Dès qu’elle était vidée, la rame enflait de nouveaux voyageurs et dans un son strident, les portes se condamnaient. Chacun se retrouvait prisonnier dans une capsule étouffante au beau milieu d’autres prisonniers silencieux. Pas une voix ne s’élevait car personne, semblait-il, ne souhaitait être individualisé. Le véhicule démarrait et en quelques secondes, était lancé à pleine vitesse dans les couloirs noirs des souterrains. Les wagons étaient pourvus de fenêtres, mais cela n’avait pas grande utilité car à l’extérieur, tout était d’un noir profond et abyssal. Si profond et si abyssal que les éclairages blafards de la rame faisaient des vitres des miroirs approximatifs où tout un chacun pouvait observer les autres, sans que ces mêmes autres ne le sachent. Les bancs et sièges arboraient des renflements de textile dont les fibres renfermaient une crasse emmagasinée sur plusieurs années, une crasse qui provenait des culs sales qui s’y posaient, des vêtements souillés, des bagages encrassés qui avaient roulé, traîné et noyé dans la boue urbaine, des sacs de courses alourdis par des bouteilles de lait percées, des boîtes d’œufs cassés et des briques de soupe perforées. L’aspect de ces sièges n’avait rien d’attrayant, sinon tout de repoussant et pourtant, les gens s'asseyaient. Les très mauvais jours, il arrivait qu’une vomissure aux couleurs chaudes tapisse le sol, qu’elle infeste les lieux d’une odeur nauséabonde mais que personne ne semblait la fuir, et même que certains usagers s’en accommodent en s’y installant non loin. Sûrement devaient-ils se dire : « Une place est une place, et je ne la céderai pour rien au monde ». Du moins, c’était ce que cette femme s’imaginait. Sinon comment serait-il possible que des individus, pourtant dégoûtés par ces fluides humains, supportent une telle nuisance olfactive ? Au sein du métropolitain, il semblait que tout un chacun s’oubliait, mettait un certain confort à l’écart et ne relevait pas, de quelque manière que ce soit, les pollutions urbaines qui dégradaient l’espace public.

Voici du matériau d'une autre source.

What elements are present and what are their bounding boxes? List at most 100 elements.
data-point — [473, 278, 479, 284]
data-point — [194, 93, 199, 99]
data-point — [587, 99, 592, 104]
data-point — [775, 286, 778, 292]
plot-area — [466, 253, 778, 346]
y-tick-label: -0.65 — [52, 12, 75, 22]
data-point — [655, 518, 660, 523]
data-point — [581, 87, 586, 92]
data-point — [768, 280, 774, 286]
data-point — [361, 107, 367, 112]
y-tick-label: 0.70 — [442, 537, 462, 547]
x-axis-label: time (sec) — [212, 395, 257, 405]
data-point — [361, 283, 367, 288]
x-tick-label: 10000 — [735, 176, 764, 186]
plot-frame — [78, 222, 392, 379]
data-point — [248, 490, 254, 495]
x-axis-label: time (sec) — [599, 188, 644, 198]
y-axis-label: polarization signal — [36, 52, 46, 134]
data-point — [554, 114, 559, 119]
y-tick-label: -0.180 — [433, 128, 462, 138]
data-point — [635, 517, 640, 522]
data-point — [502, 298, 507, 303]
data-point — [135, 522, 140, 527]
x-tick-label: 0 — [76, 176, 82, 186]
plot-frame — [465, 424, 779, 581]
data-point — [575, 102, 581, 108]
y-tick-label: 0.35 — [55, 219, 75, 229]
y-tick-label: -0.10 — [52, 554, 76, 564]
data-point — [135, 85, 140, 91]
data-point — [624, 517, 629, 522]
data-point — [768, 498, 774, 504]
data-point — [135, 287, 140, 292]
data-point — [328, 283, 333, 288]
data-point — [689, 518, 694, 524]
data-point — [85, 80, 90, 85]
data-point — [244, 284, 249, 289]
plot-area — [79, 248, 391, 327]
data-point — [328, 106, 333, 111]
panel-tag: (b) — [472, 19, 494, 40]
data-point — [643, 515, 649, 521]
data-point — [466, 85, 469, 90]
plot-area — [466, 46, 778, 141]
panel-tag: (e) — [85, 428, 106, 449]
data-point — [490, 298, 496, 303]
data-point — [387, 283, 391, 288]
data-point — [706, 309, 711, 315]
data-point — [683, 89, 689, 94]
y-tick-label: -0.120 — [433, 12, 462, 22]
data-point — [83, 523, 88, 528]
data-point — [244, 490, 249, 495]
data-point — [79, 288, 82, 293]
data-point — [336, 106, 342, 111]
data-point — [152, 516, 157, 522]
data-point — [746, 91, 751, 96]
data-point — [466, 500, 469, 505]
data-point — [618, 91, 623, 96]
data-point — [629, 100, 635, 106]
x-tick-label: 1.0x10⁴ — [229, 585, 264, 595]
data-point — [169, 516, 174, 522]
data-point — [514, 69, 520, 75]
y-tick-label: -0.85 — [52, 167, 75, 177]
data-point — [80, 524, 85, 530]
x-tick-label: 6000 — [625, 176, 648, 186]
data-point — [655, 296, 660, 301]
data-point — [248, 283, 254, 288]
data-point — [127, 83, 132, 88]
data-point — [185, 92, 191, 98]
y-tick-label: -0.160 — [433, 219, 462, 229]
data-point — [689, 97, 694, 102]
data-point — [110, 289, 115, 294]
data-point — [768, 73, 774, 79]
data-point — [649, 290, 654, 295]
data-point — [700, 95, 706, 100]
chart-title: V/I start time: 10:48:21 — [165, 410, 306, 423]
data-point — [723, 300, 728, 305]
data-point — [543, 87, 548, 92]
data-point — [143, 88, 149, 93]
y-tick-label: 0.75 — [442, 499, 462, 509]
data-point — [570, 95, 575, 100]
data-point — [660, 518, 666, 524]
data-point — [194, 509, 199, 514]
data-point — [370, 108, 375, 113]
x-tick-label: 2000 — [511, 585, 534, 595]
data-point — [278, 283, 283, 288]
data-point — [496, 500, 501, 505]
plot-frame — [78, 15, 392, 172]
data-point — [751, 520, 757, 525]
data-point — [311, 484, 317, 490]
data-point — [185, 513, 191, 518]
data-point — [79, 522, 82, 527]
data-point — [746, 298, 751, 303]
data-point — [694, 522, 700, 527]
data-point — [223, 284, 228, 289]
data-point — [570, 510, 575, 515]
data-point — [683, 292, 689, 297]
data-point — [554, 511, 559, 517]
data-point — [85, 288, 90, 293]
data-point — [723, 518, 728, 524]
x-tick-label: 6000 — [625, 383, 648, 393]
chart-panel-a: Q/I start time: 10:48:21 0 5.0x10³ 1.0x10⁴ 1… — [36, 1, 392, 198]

Dans sa course linéaire, unique et sans déviation, le grand serpent mécanique produisait un bruit insupportable pour les tympans fragiles ou désaccoutumés. Le moteur vrombissant mêlé au frottement du vent entre le véhicule et les parois du tunnel en étaient les responsables. Outre son vacarme, ce jour-ci, le métropolitain accueillait des profils que la citadine se réjouissait d’avance de déchiffrer. Les têtes semblaient s’être multipliées par dizaine et formaient comme un champ de maïs sous serre dont elle avait décidé d’être le céréalier. Cependant, aucun épis ne se démarquait particulièrement des autres tant ils étaient nombreux. Elle décida de descendre au prochain arrêt avec quelques autres usagers, puis s’installa sur l’un des sièges métalliques qui longeaient le mur du quai. Les silhouettes quelconques se dirigeaient toutes vers la sortie indiquée par une flèche verte providentielle, tandis que d’autres arrivaient vers elle pour monter dans le prochain train. Leurs regards se croisaient parfois parce qu’elle les étudiait sans gêne ; c’était toujours eux qui baissaient les yeux les premiers.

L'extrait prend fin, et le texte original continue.